State archaeologists in Skopje and Athens, however, are busy unearthing ancient Hellenic artifacts, which are then presented as evidence of Alexander heritage. Advocates of this new history leap from the present day to ancient times, ignoring Ottoman, Slavonian, and Byzantine periods when the Balkan peoples migrated and mingled.

"The problem is that no one today can be the direct descendants of ancient civilizations," says Ms. Stefoska. "Macedonians are Slavs. Our Slavonic heritage is accepted by historians."

Several years ago, VMRO officials claimed that Macedonia's majority population had an ethnic Bulgarian or Slavic origin.
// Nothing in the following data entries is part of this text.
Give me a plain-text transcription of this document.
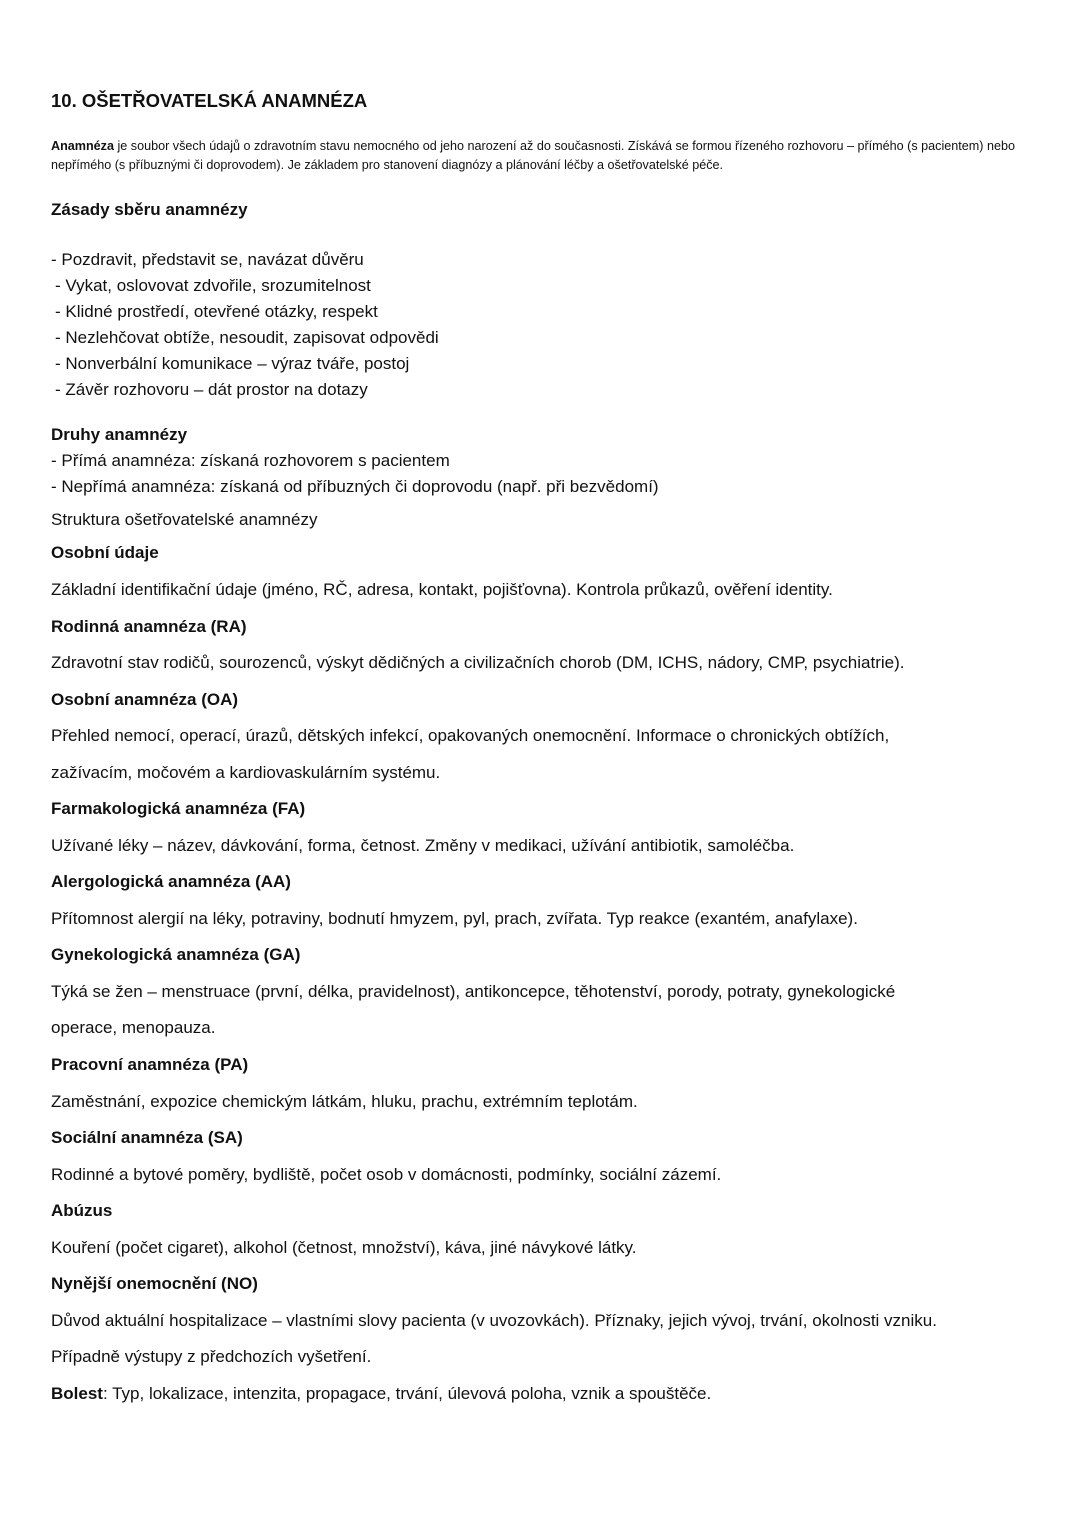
10. OŠETŘOVATELSKÁ ANAMNÉZA

Anamnéza je soubor všech údajů o zdravotním stavu nemocného od jeho narození až do současnosti. Získává se formou řízeného rozhovoru – přímého (s pacientem) nebo nepřímého (s příbuznými či doprovodem). Je základem pro stanovení diagnózy a plánování léčby a ošetřovatelské péče.

Zásady sběru anamnézy
- Pozdravit, představit se, navázat důvěru
- Vykat, oslovovat zdvořile, srozumitelnost
- Klidné prostředí, otevřené otázky, respekt
- Nezlehčovat obtíže, nesoudit, zapisovat odpovědi
- Nonverbální komunikace – výraz tváře, postoj
- Závěr rozhovoru – dát prostor na dotazy
Druhy anamnézy

- Přímá anamnéza: získaná rozhovorem s pacientem

- Nepřímá anamnéza: získaná od příbuzných či doprovodu (např. při bezvědomí)

Struktura ošetřovatelské anamnézy

Osobní údaje

Základní identifikační údaje (jméno, RČ, adresa, kontakt, pojišťovna). Kontrola průkazů, ověření identity.

Rodinná anamnéza (RA)

Zdravotní stav rodičů, sourozenců, výskyt dědičných a civilizačních chorob (DM, ICHS, nádory, CMP, psychiatrie).

Osobní anamnéza (OA)

Přehled nemocí, operací, úrazů, dětských infekcí, opakovaných onemocnění. Informace o chronických obtížích,

zažívacím, močovém a kardiovaskulárním systému.

Farmakologická anamnéza (FA)

Užívané léky – název, dávkování, forma, četnost. Změny v medikaci, užívání antibiotik, samoléčba.

Alergologická anamnéza (AA)

Přítomnost alergií na léky, potraviny, bodnutí hmyzem, pyl, prach, zvířata. Typ reakce (exantém, anafylaxe).

Gynekologická anamnéza (GA)

Týká se žen – menstruace (první, délka, pravidelnost), antikoncepce, těhotenství, porody, potraty, gynekologické

operace, menopauza.

Pracovní anamnéza (PA)

Zaměstnání, expozice chemickým látkám, hluku, prachu, extrémním teplotám.

Sociální anamnéza (SA)

Rodinné a bytové poměry, bydliště, počet osob v domácnosti, podmínky, sociální zázemí.

Abúzus

Kouření (počet cigaret), alkohol (četnost, množství), káva, jiné návykové látky.

Nynější onemocnění (NO)

Důvod aktuální hospitalizace – vlastními slovy pacienta (v uvozovkách). Příznaky, jejich vývoj, trvání, okolnosti vzniku.

Případně výstupy z předchozích vyšetření.

Bolest: Typ, lokalizace, intenzita, propagace, trvání, úlevová poloha, vznik a spouštěče.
A chief fear here is a scenario of partition – of north Kosovo Serbs in the Mitrovica area joining Serbia proper, which could push Macedonian and Kosovar Albanians into a union, breaking up Macedonia.

So far, ethnic Albanians here have been patient over the Macedonia-Greece dispute. Albanian parties are in the ruling coalition. Yet the patience may not be unlimited, senior diplomats say.

Artan Grubi, head of an Albanian civil society organization, says, "Most Albanians will tell you they have nothing against building a Macedonian identity. But they don't want to suffer because of it. At the moment, the policies of this government are moving us further from Europe."